Mengangkat kisah dari novel yang meraih gelar best-selling macam Where The Crawdads Sing jelas bukan perkara mudah. Ekspektasi tinggi memang bisa jadi hambatan tersendiri untuk menikmati film adaptasi novel.
Hal itu pula yang terjadi dengan Where The Crawdads Sing yang digarap oleh Olivia Newman, ditulis oleh Lucy Alibar, dan berdasarkan novel bertajuk sama karya Delia Owens.
Harapan akan merasakan sensasi thriller yang berbalut masalah sosial yang kompleks dalam sebuah masyarakat tepian rawa seperti dalam novelnya mungkin tak akan ditemukan dalam film ini.
Justru, film yang dibintangi Daisy Edgar-Jones, Taylor John Smith, dan Harris Dickinson ini lebih terasa sebagai film romansa remaja dengan latar, suasana, dan gaya karakter yang mengingatkan saya akan serial televisi jadul, Dawson’s Creek.

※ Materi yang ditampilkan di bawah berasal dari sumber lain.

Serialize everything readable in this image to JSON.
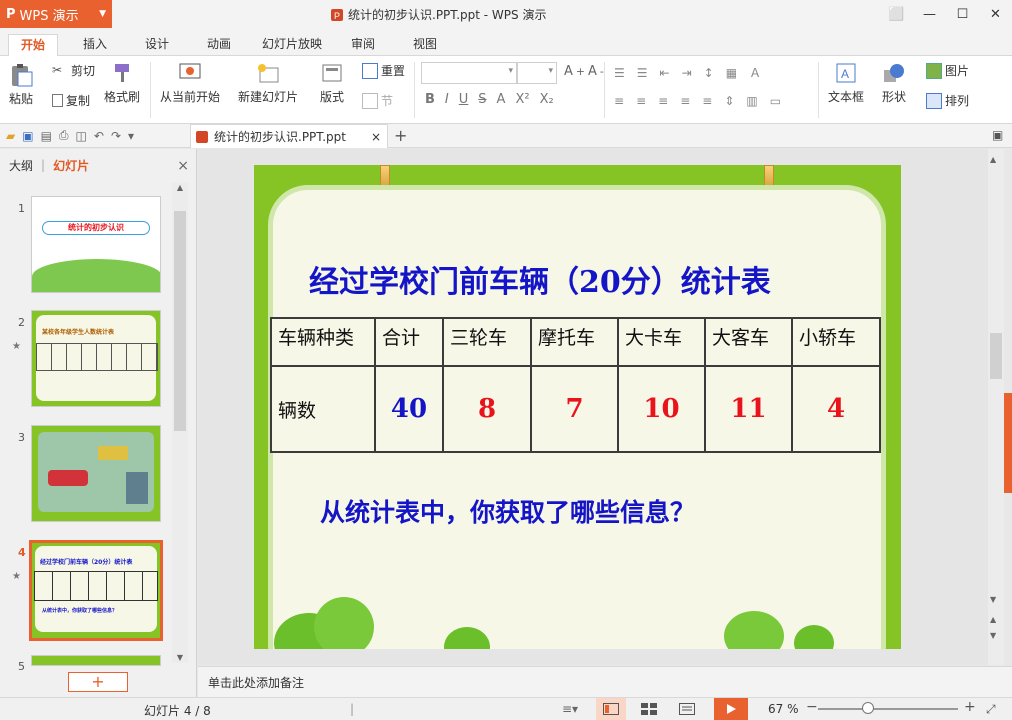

Apakah berarti film ini buruk? Saya memilih untuk tidak buru-buru menghakimi Where The Crawdads Sings dengan vonis itu.
Seperti kisah petualangan Kya (Daisy Edgar-Jones) yang menikmati menyusuri rawa-rawa sepanjang hidupnya, film ini secara perlahan membawa penontonnya menyelami kehidupan si gadis malang tersebut.
Rasa iba, simpati, hingga bahkan mungkin emosi secara perlahan terseret dalam arus permainan Edgar-Jones yang total dalam film ini.
Review film: Where The Crawdads Sing menyajikan kisah gadis malang dalam masalah sosial yang kompleks dalam balutan latar alam yang apik.: (dok. Columbia Pictures/3000 Pictures/Hello Sunshine via IMDb)
|
Nasib Kya tergambar dengan dramatis berkat totalitas akting dari Edgar-Jones. Bahkan mungkin Edgar-Jones memberikan nyawa tersendiri untuk karakter anak malang tersebut.
Belum lagi visual yang cantik berkat pemandangan alam yang tersaji dalam Where The Crawdads Sing.
Sesungguhnya sinematografer Polly Morgan berhasil merekam keindahan alam itu dengan baik sehingga memanjakan mata. Meskipun dalam beberapa bagian, tanda jelas dari efek visual tidak bisa luput dari pandangan.
Film Where The Crawdads Sing jelas menggambarkan upaya Alibar menyarikan pesan mendalam dari novel dan menuangkannya dalam bentuk naskah film.
Upaya itu pun terlihat jelas dalam pesan feminisme, ketimpangan, hingga penghakiman sosial yang tidak adil dalam masyarakat yang bisa dirasakan oleh penonton selama 126 menit film ini berjalan.
Meski begitu, Alibar rasanya terpaku dalam upaya tersebut dan terbebani dengan kemampuan versi novelnya yang sanggup membuat banyak orang hanyut dalam cerita Kya.
Hingga pada akhirnya, pesan-pesan tersirat itu terasa kaku dan kurang menggugah, tertutupi oleh gelora gairah asmara remaja yang panas dari para karakter utama film ini.
Olivia Newman sebagai sutradara pun tampaknya tersesat dalam rawa-rawa North Carolina sehingga ia kurang menyadari akan perubahan atmosfer tersebut.
Sehingga, Where The Crawdads Sing kemudian justru lebih terasa sebagai film asmara remaja alih-alih menjanjikan thriller dan ketegangan dalam persidangan seperti yang terbayangkan semula.
Di sisi lain, kedangkalan cerita itu yang membuat film ini bisa terasa menyenangkan bagi mereka yang hanya ingin duduk dan menikmati film tanpa dipaksa untuk berpikir.
Apalagi dengan pemandangan indah seperti rawa, pantai, senja, hingga pernak-pernik kehidupan berdekade lalu, Where The Crawdads Sing bukan film yang buruk untuk disaksikan sembari makan popcorn dan soda.
Justru film ini bisa masuk menjadi rekomendasi film yang dapat dinikmati baik di bioskop hingga layar ponsel secara streaming.
Where The Crawdads Sing memang bukan film yang mampu membuat terpana dengan ceritanya hingga “jaw dropping“, tapi juga bukan film “pilihan terakhir” saat memilih-milih tontonan untuk melepas penat.
Where The Crawdads Sing bisa disaksikan di bioskop Indonesia mulai 14 September 2022.